Этот крик души заставил-таки Олега удержаться от последнего движения.
— Ладно, говори, — предложил он. — А я подумаю.
— Колодцы… — сдавленным голосом простонал Анастас. — На восток от города. По ним вода в город течет. Перекопай и перейми воду… Корсунь сдастся…
— Ладно, — отступил от него Середин. — Поверим.
Он прошел по пляжу, отыскал пояс пленника, снял оружие с грека, забрал у него и перепоясался своей саблей. Потом пихнул горожанина в спину:
— Пошли. Дорогу знаешь.
И они потопали вдоль прибоя. Олег всё время посматривал в правую сторону, но Рады так и не заметил.

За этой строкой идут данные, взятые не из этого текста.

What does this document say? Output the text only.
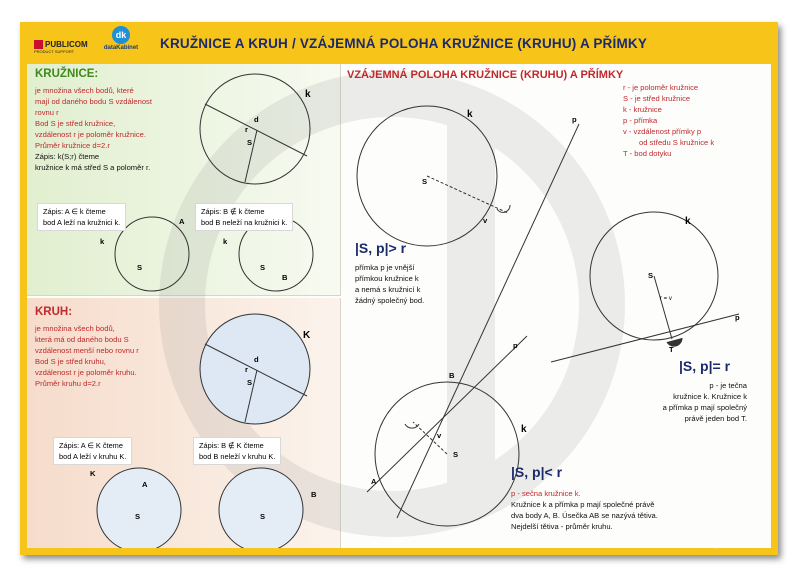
PUBLICOM
PRODUCT SUPPORT
dk
dataKabinet	KRUŽNICE A KRUH / VZÁJEMNÁ POLOHA KRUŽNICE (KRUHU) A PŘÍMKY
KRUŽNICE:
je množina všech bodů, které
mají od daného bodu S vzdálenost
rovnu r
Bod S je střed kružnice,
vzdálenost r je poloměr kružnice.
Průměr kružnice d=2.r
Zápis: k(S;r) čteme
kružnice k má střed S a poloměr r.
Zápis: A ∈ k čteme
bod A leží na kružnici k.
Zápis: B ∉ k čteme
bod B neleží na kružnici k.
KRUH:
je množina všech bodů,
která má od daného bodu S
vzdálenost menší nebo rovnu r
Bod S je střed kruhu,
vzdálenost r je poloměr kruhu.
Průměr kruhu d=2.r
Zápis: A ∈ K čteme
bod A leží v kruhu K.
Zápis: B ∉ K čteme
bod B neleží v kruhu K.
k
d
r
S
k
A
S
k
S
B
K
d
r
S
K
A
S	S
B
VZÁJEMNÁ POLOHA KRUŽNICE (KRUHU) A PŘÍMKY
r - je poloměr kružnice
S - je střed kružnice
k - kružnice
p - přímka
v - vzdálenost přímky p
od středu S kružnice k
T - bod dotyku
|S, p|> r
přímka p je vnější
přímkou kružnice k
a nemá s kružnicí k
žádný společný bod.
S
k
v
p
|S, p|= r
p - je tečna
kružnice k. Kružnice k
a přímka p mají společný
právě jeden bod T.
S
k
r = v
T
p
|S, p|< r
p - sečna kružnice k.
Kružnice k a přímka p mají společné právě
dva body A, B. Úsečka AB se nazývá tětiva.
Nejdelší tětiva - průměr kruhu.
S
k
A
B
p
v
www.publicom.cz
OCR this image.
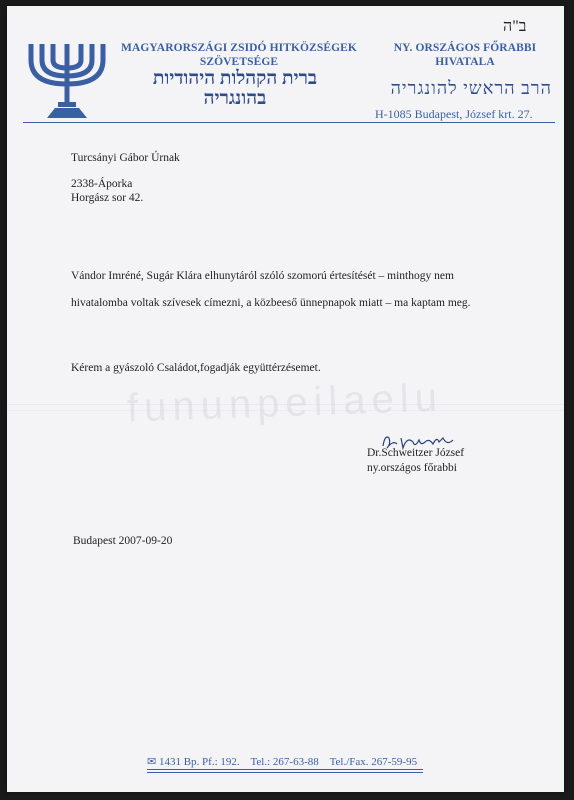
MAGYARORSZÁGI ZSIDÓ HITKÖZSÉGEK
SZÖVETSÉGE
ברית הקהלות היהודיות
בהונגריה
ב"ה
NY. ORSZÁGOS FŐRABBI
HIVATALA
הרב הראשי להונגריה
H-1085 Budapest, József krt. 27.
Turcsányi Gábor Úrnak
2338-Áporka
Horgász sor 42.
Vándor Imréné, Sugár Klára elhunytáról szóló szomorú értesítését – minthogy nem
hivatalomba voltak szívesek címezni, a közbeeső ünnepnapok miatt – ma kaptam meg.
Kérem a gyászoló Családot,fogadják együttérzésemet.
fununpeilaelu
Dr.Schweitzer József
ny.országos főrabbi
Budapest 2007-09-20
✉ 1431 Bp. Pf.: 192. Tel.: 267-63-88 Tel./Fax. 267-59-95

Скорее всего, она уже давно очнулась и ушла.
— Кто идет?! А ну, стой!
— Я это, советник княжеский, Олег! — подал голос Середин. — Лазутчика поймал.
— К тыну подь поближе. Дай, погляжу. А-а, ведун, — узнал его стражник. — А это кто без штанов-то?
— Он не без штанов, он без совести, — ответил Олег и толкнул пленника: — Давай, топай.
Середин довел его до шатра, пропустил внутрь и громко позвал:
— Не спишь, великий князь? Эй, княже!
— Кто там беспокоить меня в такой час смеет… — Дрогнул полог, закрывающий вход в левое крыло, и в длинной рубахе с красным шитьем понизу появился Владимир. — Ну, коли без повода почивать мешаете, тревожа…
Он замер, увидев незнакомого воина без штанов, перевел вопрошающий взгляд на ведуна.
— Говори, — дал пленнику оголовьем меча промеж лопаток Олег.
— Колодцы от города с восточной стороны копаны, — понурил голову пленник. — Коли трубы перенять, град наш без воды останется.
Великий князь поднял голову к матерчатому потолку и довольно захохотал.

 

Поиски труб начали при большом стечении скучающих ополченцев и получивших свободу греческих невольников. Пришел даже обычно нелюдимый монах. Анастас, которому выдали атласные, но сильно потертые портки и развязали руки, бродил неуверенно вдоль берега, крутил головой:
— Не знаю, где-то здесь…
То ли и вправду точно не знал, то ли за ночь успокоился от первого страха и родной город предавать передумал.
Внезапно Владимир, быстро уставший наблюдать за этой маетой, оглянулся на воинов и громко провозгласил:
— Слышал я, бог христианский по силе всех иных превосходит! Так вот слушайте! Коли бог этот Корсунь мне ныне же отдаст… Я крещусь!
Все дружно обратили взгляды на город. Там на стенах столпилась изрядная толпа, с тревогой наблюдающая за поисками ратников, но сдаваться никто пока не спешил. Некоторые из бояр со смехом повторили зарок своего правителя — однако даже это ничего не изменило. Середин вздохнул и пошел к береговому откосу — искать ивовую лозу.
Лозоходством специально он никогда не занимался, но несколько раз по нужде методикой этой пользовался — и получалось. Но не всегда. Поэтому, выбравшись наверх с рогатиной из тонких веток, Олег никому ничего говорить не стал, а просто зажал ее в руках и мелкими шажками двинулся на север, пересекая все возможные линии, ведущие к городу с восточной стороны. Однако ратники, только что наблюдавшие за растерянным греком, почему-то все дружно повернулись к ведуну, тем самым жутко его нервируя.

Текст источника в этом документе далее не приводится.